The power shift in Congress brings one-party rule to an end in Washington, at least for the next two years, but it would be a bit premature to read much else into last week's elections.
The Democrats will control the House by about a 30-something-seat margin and the Senate by 51 to 49, and that puts them in charge of the legislative agenda, if they can produce one.
But that is not necessarily the same thing as being able to enact their proposals into law. President Bush will still have his veto and will likely exercise it before his term is up in January 2009. It will also be difficult to cobble together a majority in a more narrowly divided Senate in which one member can require 60 votes to end debate and proceed to a vote.
This is why the stock market was cheering the election results, believing that the numbers spell gridlock, which will make it impossible to pass bills that would further regulate the financial industry or raise corporate taxes. "Gridlock is good," was the phrase most heard on Wall Street last week.
This is not to say that here and there, now and then, there won't be times when Democrats, Republicans and the White House may be able to come together on common ground. Perhaps over immigration reform.
Bush's proposal to create a well-regulated guest-worker system at the Mexican-United States border was killed in the Republican House, which refused to budge on its enforcement-only, fence-building bill that Bush eventually signed. Now that the Democrats are in charge, it's much more likely that a modified bill will make it to the president's desk.
Conservative immigration opponents who fiercely opposed his guest-worker plan will no doubt fight it tooth and nail, but the combined support of most House Democrats and enough Republicans will put it over the top.
At his post-election news conference last week, Bush mentioned the possibility of a compromise to reauthorize his 2001 "No Child Left Behind" education testing bill. However, that could run into stiff opposition in the Senate from spending critics who would fight increases in its very costly funding.

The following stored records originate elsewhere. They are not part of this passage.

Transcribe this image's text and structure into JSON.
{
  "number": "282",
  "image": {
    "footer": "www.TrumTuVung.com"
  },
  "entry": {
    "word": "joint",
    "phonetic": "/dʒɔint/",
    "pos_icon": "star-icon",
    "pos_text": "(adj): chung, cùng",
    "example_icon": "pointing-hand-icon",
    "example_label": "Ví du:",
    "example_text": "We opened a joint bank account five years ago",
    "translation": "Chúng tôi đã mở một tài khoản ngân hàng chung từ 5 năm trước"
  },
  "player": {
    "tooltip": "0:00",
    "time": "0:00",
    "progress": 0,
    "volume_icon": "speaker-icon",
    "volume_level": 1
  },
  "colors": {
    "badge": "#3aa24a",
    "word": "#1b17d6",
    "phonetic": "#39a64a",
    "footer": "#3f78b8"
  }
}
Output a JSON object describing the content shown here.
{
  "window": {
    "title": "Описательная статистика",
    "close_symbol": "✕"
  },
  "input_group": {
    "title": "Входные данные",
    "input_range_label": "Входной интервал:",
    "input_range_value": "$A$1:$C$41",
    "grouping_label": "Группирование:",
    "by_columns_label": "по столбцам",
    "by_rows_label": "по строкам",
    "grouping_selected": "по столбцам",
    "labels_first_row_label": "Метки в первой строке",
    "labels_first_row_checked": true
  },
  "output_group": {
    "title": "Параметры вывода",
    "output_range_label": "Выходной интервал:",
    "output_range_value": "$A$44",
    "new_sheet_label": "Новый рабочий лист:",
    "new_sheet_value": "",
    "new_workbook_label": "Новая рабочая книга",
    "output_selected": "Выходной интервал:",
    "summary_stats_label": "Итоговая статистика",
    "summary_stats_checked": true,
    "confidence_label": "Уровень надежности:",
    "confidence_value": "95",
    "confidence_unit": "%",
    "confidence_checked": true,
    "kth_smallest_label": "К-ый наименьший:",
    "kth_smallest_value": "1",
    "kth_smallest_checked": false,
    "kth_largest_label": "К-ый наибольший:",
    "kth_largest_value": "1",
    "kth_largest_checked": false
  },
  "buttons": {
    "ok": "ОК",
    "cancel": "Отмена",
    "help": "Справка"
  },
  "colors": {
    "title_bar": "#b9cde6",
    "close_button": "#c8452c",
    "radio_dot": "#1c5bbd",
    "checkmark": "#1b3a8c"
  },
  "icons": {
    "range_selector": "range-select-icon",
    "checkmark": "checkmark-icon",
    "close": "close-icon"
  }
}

The battle of the budget is likely to become much more incendiary, too. Senate Republicans, stung by sharp criticism from their political base in the elections that they were "spending like drunken sailors," will be much more hawkish on appropriations and budget reform.
Getting a budget bill passed in a 51-vote Democratic Senate is going to be problematic at best. Democrats have big plans to boost a broad range of social-welfare programs to satisfy their political base, and that will give Republicans plenty of targets to demonstrate a renewed commitment to spending restraint. Expect a lot of fireworks in that arena.